If timing is key in politics, Wayne County Executive Warren Evans must be searching for his wristwatch right about now.

Last week, Evans awkwardly proposed a $5.4 billion, 20-year revised transit tax plan for southeast Michigan, based almost entirely on better bus services, at the same time that Detroit area car commuters endure a pothole season from hell.

The condition of highly traveled roadways in Wayne, Oakland, Macomb and Washtenaw counties is so bad that in some areas motorists are veering onto the grass, over the curb, detouring into business parking lots, or dangerously slamming on their brakes to avoid collisions with the roadway craters.

Tire blow-outs and broken wheels or suspensions – even fractured axles – have become routine.  Each trip to the auto repair shop, riding shotgun with a behind-schedule tow truck driver, can cost several hundred dollars. Missing a day of work or being stuck in bumper-to-bumper traffic adds to the 2018 anxieties of Metro Detroit workers.

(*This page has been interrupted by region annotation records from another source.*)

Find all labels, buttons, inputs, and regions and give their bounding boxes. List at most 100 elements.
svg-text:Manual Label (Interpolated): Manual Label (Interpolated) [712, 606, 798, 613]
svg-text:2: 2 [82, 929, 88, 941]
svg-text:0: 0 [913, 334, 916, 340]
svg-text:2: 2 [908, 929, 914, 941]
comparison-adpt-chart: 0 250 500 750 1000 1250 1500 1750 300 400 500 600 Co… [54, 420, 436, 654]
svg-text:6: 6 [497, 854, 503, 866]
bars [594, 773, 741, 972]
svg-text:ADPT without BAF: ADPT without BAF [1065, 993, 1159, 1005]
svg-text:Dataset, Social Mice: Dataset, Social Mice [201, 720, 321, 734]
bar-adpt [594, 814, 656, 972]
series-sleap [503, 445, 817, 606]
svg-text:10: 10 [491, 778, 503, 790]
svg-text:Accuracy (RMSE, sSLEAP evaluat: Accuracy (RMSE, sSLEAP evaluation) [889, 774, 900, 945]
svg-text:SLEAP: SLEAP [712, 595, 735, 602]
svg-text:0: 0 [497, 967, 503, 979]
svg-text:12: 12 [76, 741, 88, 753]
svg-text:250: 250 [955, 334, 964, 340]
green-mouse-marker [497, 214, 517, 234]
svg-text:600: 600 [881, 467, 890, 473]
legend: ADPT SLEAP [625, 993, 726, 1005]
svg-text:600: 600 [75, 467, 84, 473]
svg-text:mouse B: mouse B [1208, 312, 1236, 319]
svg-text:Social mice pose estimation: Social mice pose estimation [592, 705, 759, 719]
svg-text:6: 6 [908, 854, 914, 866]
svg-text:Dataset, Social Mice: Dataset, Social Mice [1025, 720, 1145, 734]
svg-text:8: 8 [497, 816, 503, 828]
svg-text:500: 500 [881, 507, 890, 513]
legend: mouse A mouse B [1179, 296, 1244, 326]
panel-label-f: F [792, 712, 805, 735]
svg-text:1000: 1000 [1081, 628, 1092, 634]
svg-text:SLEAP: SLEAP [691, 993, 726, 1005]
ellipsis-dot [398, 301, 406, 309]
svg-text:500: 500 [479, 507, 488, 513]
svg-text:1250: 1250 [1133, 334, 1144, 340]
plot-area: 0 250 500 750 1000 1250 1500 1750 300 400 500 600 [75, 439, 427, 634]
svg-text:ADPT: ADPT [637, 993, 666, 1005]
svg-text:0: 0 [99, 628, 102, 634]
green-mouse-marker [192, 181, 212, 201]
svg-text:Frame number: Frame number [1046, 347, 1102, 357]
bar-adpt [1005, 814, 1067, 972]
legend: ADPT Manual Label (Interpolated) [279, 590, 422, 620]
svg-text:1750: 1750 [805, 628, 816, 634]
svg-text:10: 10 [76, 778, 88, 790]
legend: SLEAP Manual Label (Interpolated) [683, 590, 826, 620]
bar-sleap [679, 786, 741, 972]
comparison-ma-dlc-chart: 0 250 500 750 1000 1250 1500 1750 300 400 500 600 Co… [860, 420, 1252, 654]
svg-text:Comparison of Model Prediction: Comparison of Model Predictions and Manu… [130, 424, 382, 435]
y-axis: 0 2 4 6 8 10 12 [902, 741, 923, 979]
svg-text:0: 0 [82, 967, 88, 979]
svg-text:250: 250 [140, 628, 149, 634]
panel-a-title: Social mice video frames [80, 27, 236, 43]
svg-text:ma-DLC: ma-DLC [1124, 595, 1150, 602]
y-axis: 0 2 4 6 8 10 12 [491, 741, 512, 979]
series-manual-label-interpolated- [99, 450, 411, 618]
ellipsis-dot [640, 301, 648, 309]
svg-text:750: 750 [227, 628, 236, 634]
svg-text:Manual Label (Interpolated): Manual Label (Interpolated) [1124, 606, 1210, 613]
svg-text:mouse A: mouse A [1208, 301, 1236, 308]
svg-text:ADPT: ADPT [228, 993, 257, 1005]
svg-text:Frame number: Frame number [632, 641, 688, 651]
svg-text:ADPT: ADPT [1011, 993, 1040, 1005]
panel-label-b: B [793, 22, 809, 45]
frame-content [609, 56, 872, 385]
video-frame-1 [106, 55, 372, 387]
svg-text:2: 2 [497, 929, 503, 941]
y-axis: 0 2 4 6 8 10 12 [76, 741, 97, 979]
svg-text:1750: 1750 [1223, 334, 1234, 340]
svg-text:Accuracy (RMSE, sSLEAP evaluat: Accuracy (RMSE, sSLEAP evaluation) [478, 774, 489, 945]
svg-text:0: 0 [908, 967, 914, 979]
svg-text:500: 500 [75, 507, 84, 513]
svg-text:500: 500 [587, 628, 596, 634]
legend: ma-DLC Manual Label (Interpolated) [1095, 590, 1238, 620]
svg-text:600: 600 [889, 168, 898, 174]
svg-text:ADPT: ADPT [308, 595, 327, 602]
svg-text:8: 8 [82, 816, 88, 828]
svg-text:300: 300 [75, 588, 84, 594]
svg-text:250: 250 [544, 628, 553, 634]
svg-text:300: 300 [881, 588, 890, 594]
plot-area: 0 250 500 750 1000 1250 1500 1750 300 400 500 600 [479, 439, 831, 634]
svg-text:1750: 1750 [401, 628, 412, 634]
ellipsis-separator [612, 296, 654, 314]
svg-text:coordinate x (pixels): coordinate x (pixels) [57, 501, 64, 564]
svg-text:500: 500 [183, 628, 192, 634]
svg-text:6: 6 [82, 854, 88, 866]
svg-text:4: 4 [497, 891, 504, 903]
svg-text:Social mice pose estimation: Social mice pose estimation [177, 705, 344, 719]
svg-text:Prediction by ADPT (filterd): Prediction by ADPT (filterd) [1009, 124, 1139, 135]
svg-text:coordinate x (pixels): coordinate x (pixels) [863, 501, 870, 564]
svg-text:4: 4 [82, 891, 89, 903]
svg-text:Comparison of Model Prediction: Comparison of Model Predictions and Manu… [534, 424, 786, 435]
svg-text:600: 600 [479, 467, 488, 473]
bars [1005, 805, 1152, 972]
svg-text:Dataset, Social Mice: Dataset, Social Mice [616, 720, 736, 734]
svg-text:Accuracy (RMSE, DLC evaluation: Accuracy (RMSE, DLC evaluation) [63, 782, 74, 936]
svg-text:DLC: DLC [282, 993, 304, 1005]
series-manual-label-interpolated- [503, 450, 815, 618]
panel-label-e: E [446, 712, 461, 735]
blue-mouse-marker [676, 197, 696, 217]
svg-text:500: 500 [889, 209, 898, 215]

So, when Evans introduces a tax plan that will cost the average suburban Detroit homeowner more than $100 a year – with the majority of the money paid by those who never use the regional buses – the proposition serves as a prime example of government out of touch with constituents.

Due to many years of neglect, the number of crumbling Michigan roadways and bridges is spiraling out of control.

When Republican Gov. Rick Snyder signature legislation today adding another $175 million, a 7 percent increase, to Michigan’s road budget, he was roundly mocked by opposition Democratic lawmakers. When split up among counties, cities, townships and villages, that dollar amount will not be enough to pay for even one major road rebuilding project in any community in the state.

At the same time, the Evans mass transit plan was roundly criticized by Oakland County Executive L. Brooks Patterson – who called it “pie in the sky” — and Macomb County Executive Mark Hackel, both of whom said the focus has to be on road money, not buses.

An example of bus rapid transit that was previously under consideration.

As a selling point, the Wayne County executive offered a provision in his plan to provide funding for smooth bus rides on heavily traveled routes in the region. For the crater-filled Mound Road in Macomb County, his proposal offers $1.5 million toward pavement improvements. Yet, the county’s overall list of roads and bridges in poor condition exceeds $1 billion.

What’s more, the Evans plan takes a step back by abandoning the longtime vision by planners of Metro Detroit adopting the newest U.S. form of urban transportation – bus rapid transit, which essentially offers small commuter trains on wheels traveling on dedicated express lanes free of vehicle traffic.

Instead, the more modest plan amounts to little more than offering “premium” bus routes along five major corridors, expanded rush-hour service along 10 other routes, and so-called express service from all four counties to Detroit Metropolitan Airport in Romulus. There are a whole lot of gaps in service within that proposed bus grid.

According to Crain’s Detroit Business, the county executive’s proposal would ensure service every 15 minutes between 6 a.m. and 8 p.m. daily on Michigan, Grand River, Woodward, Mound/Van Dyke and Gratiot.

During peak rush hours, buses would stop every 15 minutes along 10 other routes, including Telegraph, Southfield, 12 Mile and Hall roads and Jefferson Avenue in Wayne County. That may accomplish little to help the transit needs of many workers in retail or food-service jobs.

Airport express routes would be created in all four counties. The plan also proposes building 15 new commuter lots for workers who do not live near a major bus stop.

All of this represents improvements to the Regional Transit Authority (RTA) tax plan that was narrowly defeated by Detroit area voters in November 2016, with the exception of abandoning wheeled-bus-trains on the region’s primary routes.

Still, at a time when billions of dollars are needed to replace the metro areas dilapidated roads and bridges, who can believe that voters will be convinced to instead pump billions of dollars into the region’s far-flung bus system?

Worse yet, the 1.5-mill proposal under consideration by the RTA for the November ballot could put in danger the long-held property tax funding source for the suburban bus system, the Suburban Mobility Authority for Regional Transportation (SMART).

The SMART tax – currently a 1-mill levy that reflects a tax hike approved by suburban voters a few years ago — comes up for a 4-year renewal on the August primary election ballot.

John Swatosh, the savvy former deputy general manager of SMART, said last week he worries that a 1-mill SMART tax renewal in August, followed by a 1.5-mill RTA increase in November, presents a bridge too far for voters who are fretting about basic infrastructure.

If frustrated voters/motorists rejected both plans, that would snap a string of successes by SMART in comfortably securing funds for the suburban bus system at the ballot box. The SMART team has done quite well by appealing to taxpayers to preserve buses that represent a “lifeline” for the poor, elderly and handicapped. The vast majority of suburbanites do not use the SMART bus system but they see the need for maintaining basic services for those in need.

“Don’t think a renewal is a slam dunk,” said Swatosh, a Hackel appointee on transit issues. “It is a risk every four years.”